The third film, The Battle for Laikipia, by Daphne Matziaraki and Peter Murimi, takes us to another conflict and divide in terms of lifestyle and political histories. It depicts the lives of white Kenyans who stayed back after the independence from British rule and integrated into the system and the indigenous nomadic pastoralist community who find themselves on the outskirts. For the Kenyan-educated, integrated population, Laikipia is now home, a land inherited from their colonial ancestors and developed as ranches and game reserves to protect African wildlife. They view the pastoral nomadic community as encroachers. Meanwhile, the indigenous Samburu tribe sees their nomadic lifestyle as a cultural tradition they have been practicing for generations where exchanging and maintaining cattle and sheep herds is central to their way of life. For years, these two communities coexisted in regions like Laikipia, but that peace is now threatened. The changing climate has brought drought conditions to this region. The lack of good grazing areas has driven pastoralists onto privatized lands. The subsequent resistance of ranchers has started the debate over ‘whose land is it anyway’. The indigenous community argues that white settlers should leave, while the ranchers claim the land as their inherited legacy.
The film highlights how the Kenyan government often favors the privileged. In a key scene, ranchers discuss potential solutions to the land conflict, suggesting that pastoralism is outdated and uncivilized. What is striking is the absence of any representatives from the pastoralist community at this discussion, showcasing a blatant disregard for their voices and perspectives in decisions that directly affect their way of life.
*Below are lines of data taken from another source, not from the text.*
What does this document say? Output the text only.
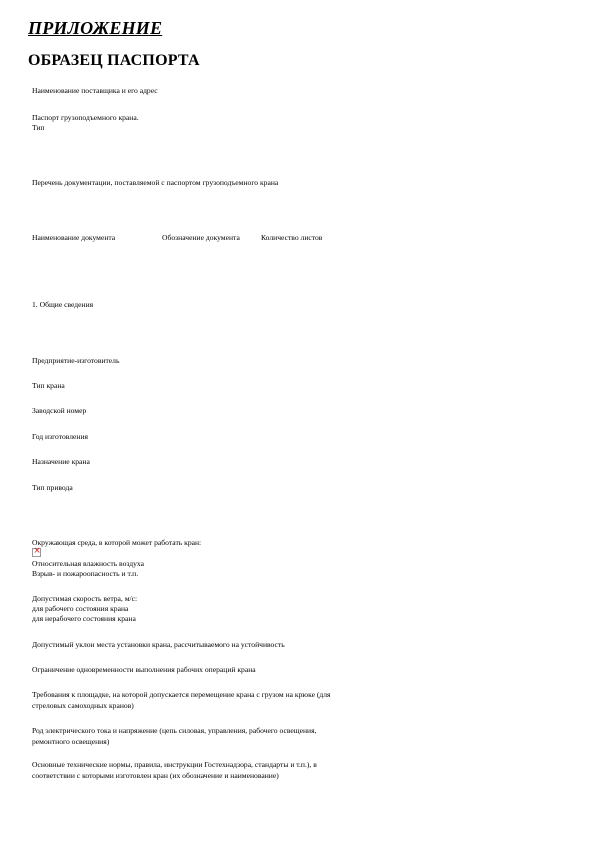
ПРИЛОЖЕНИЕ
ОБРАЗЕЦ ПАСПОРТА
Наименование поставщика и его адрес
Паспорт грузоподъемного крана.
Тип
Перечень документации, поставляемой с паспортом грузоподъемного крана
Наименование документа	Обозначение документа	Количество листов
1. Общие сведения
Предприятие-изготовитель
Тип крана
Заводской номер
Год изготовления
Назначение крана
Тип привода
Окружающая среда, в которой может работать кран:
×
Относительная влажность воздуха
Взрыв- и пожароопасность и т.п.
Допустимая скорость ветра, м/с:
для рабочего состояния крана
для нерабочего состояния крана
Допустимый уклон места установки крана, рассчитываемого на устойчивость
Ограничение одновременности выполнения рабочих операций крана
Требования к площадке, на которой допускается перемещение крана с грузом на крюке (для стреловых самоходных кранов)
Род электрического тока и напряжение (цепь силовая, управления, рабочего освещения, ремонтного освещения)
Основные технические нормы, правила, инструкции Гостехнадзора, стандарты и т.п.), в соответствии с которыми изготовлен кран (их обозначение и наименование)
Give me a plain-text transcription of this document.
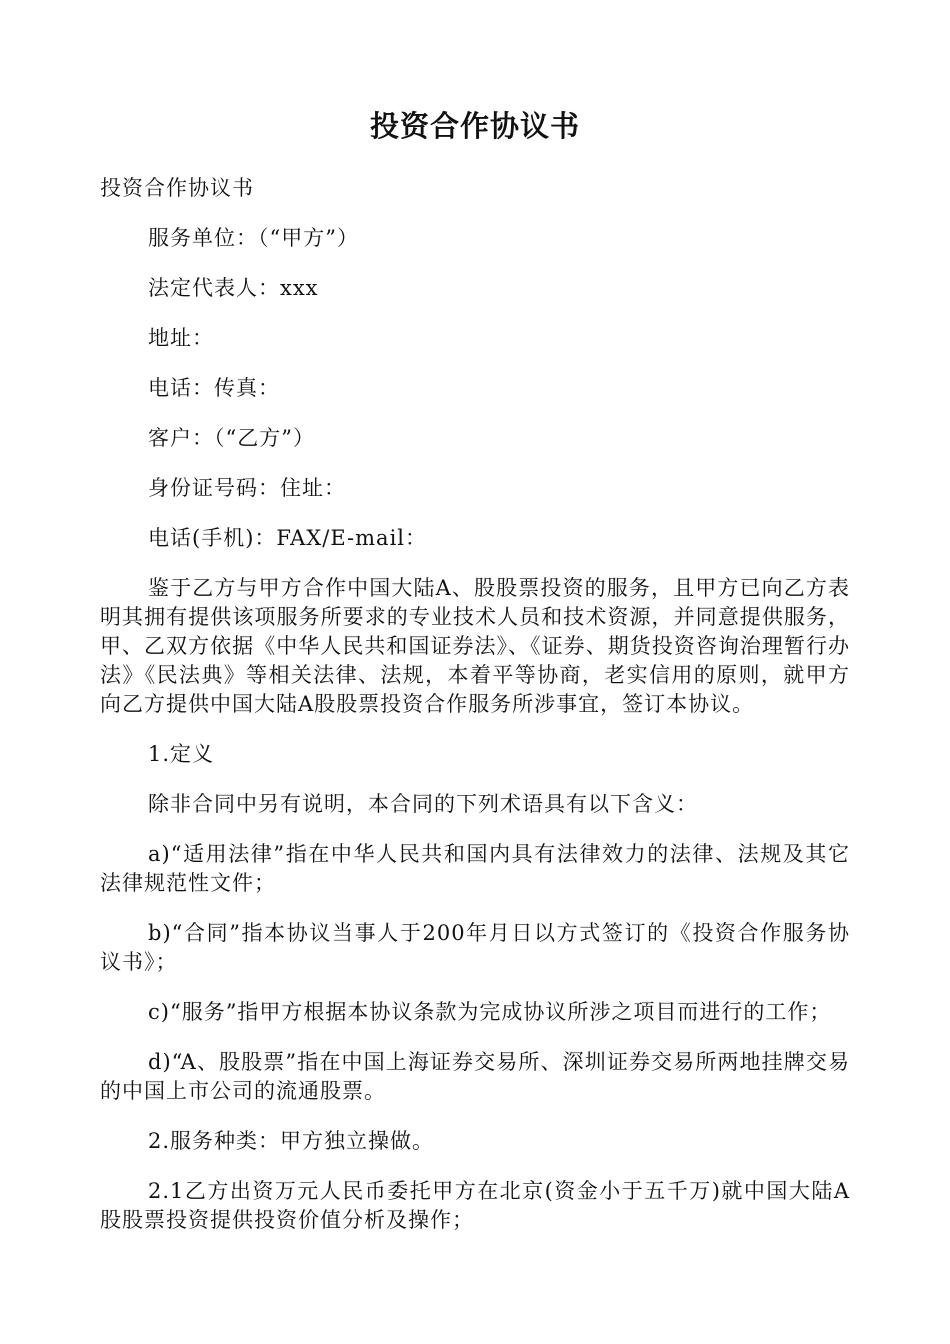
投资合作协议书

投资合作协议书

服务单位：（“甲方”）

法定代表人：xxx

地址：

电话：传真：

客户：（“乙方”）

身份证号码：住址：

电话(手机)：FAX/E-mail：

鉴于乙方与甲方合作中国大陆A、股股票投资的服务，且甲方已向乙方表明其拥有提供该项服务所要求的专业技术人员和技术资源，并同意提供服务，甲、乙双方依据《中华人民共和国证券法》、《证券、期货投资咨询治理暂行办法》《民法典》等相关法律、法规，本着平等协商，老实信用的原则，就甲方向乙方提供中国大陆A股股票投资合作服务所涉事宜，签订本协议。

1.定义

除非合同中另有说明，本合同的下列术语具有以下含义：

a)“适用法律”指在中华人民共和国内具有法律效力的法律、法规及其它法律规范性文件；

b)“合同”指本协议当事人于200年月日以方式签订的《投资合作服务协议书》；

c)“服务”指甲方根据本协议条款为完成协议所涉之项目而进行的工作；

d)“A、股股票”指在中国上海证券交易所、深圳证券交易所两地挂牌交易的中国上市公司的流通股票。

2.服务种类：甲方独立操做。

2.1乙方出资万元人民币委托甲方在北京(资金小于五千万)就中国大陆A股股票投资提供投资价值分析及操作；
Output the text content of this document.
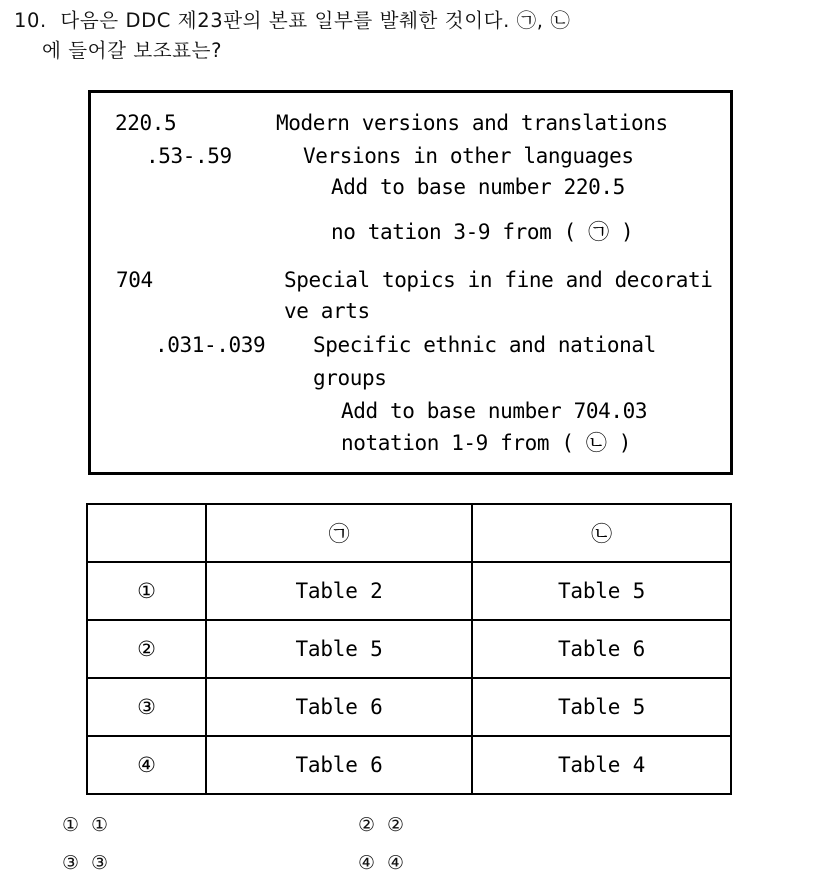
10.  다음은 DDC 제23판의 본표 일부를 발췌한 것이다. ㉠, ㉡
에 들어갈 보조표는?
220.5	Modern versions and translations
.53-.59	Versions in other languages
Add to base number 220.5
no tation 3-9 from ( ㉠ )
704	Special topics in fine and decorati
ve arts
.031-.039 Specific ethnic and national
groups
Add to base number 704.03
notation 1-9 from ( ㉡ )
	㉠	㉡
①	Table 2	Table 5
②	Table 5	Table 6
③	Table 6	Table 5
④	Table 6	Table 4
① ①	② ②
③ ③	④ ④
Is the nomadic or pastoral lifestyle really the problem here, though? The drought conditions are affecting both communities, and here the solutions might lie in working together rather than standing up against one another. Droughts have always been a part of nomadic life. For centuries, nomads have developed livelihood strategies to cope with a trying climate, whether it is understanding the water sources, pasture cycles, or animal foraging needs. Since the launch of the UN platform to include local communities and Indigenous people in shaping climate action in 2017, unique perspectives of various pastoral communities on adapting to and building resilience against climate change have come to light and they integrate well with the existing scientific knowledge.
Tamara Ohmura, lecturer in Evolutionary Biology and Environmental Studies at the University of Zurich, notes that scientists often provide solutions grounded in both ecology and economics. In Finland, it was environmental experts who backed the forest rehabilitation strategy. The Western scientific worldview often disregards the metaphysical aspects of cultures, reducing them to physical components that can be empirically investigated. This approach fails to account for the broader, non-physical dimensions of knowledge that many cultures, particularly Indigenous ones, possess.
As Leroy Little Bear notes, “Scientific facts are as much a product of observer’s human nature as they are of an underlying reality.” To effectively address climate change, it is essential to incorporate and respect these diverse perspectives, as they offer valuable insights into sustainable practices and resilience in the face of environmental shifts.
———————————————————————————————————————————————————————-The Buriti Flower, Once Upon a Time in Forest and The Battle for Laikipia were screened at the 6th Global Science Film Festival on November 9th and 10th this year in Zurich, Lugano, Basel, and Bern. Daphne Matziaraki and Peter Murimi won the ‘Walking Ibex’ Grand Prix 2024 for The Battle for Laikipia. Thank you Life Science Zurich and Swiss Science Film Academy for inviting us to be part of the screenings.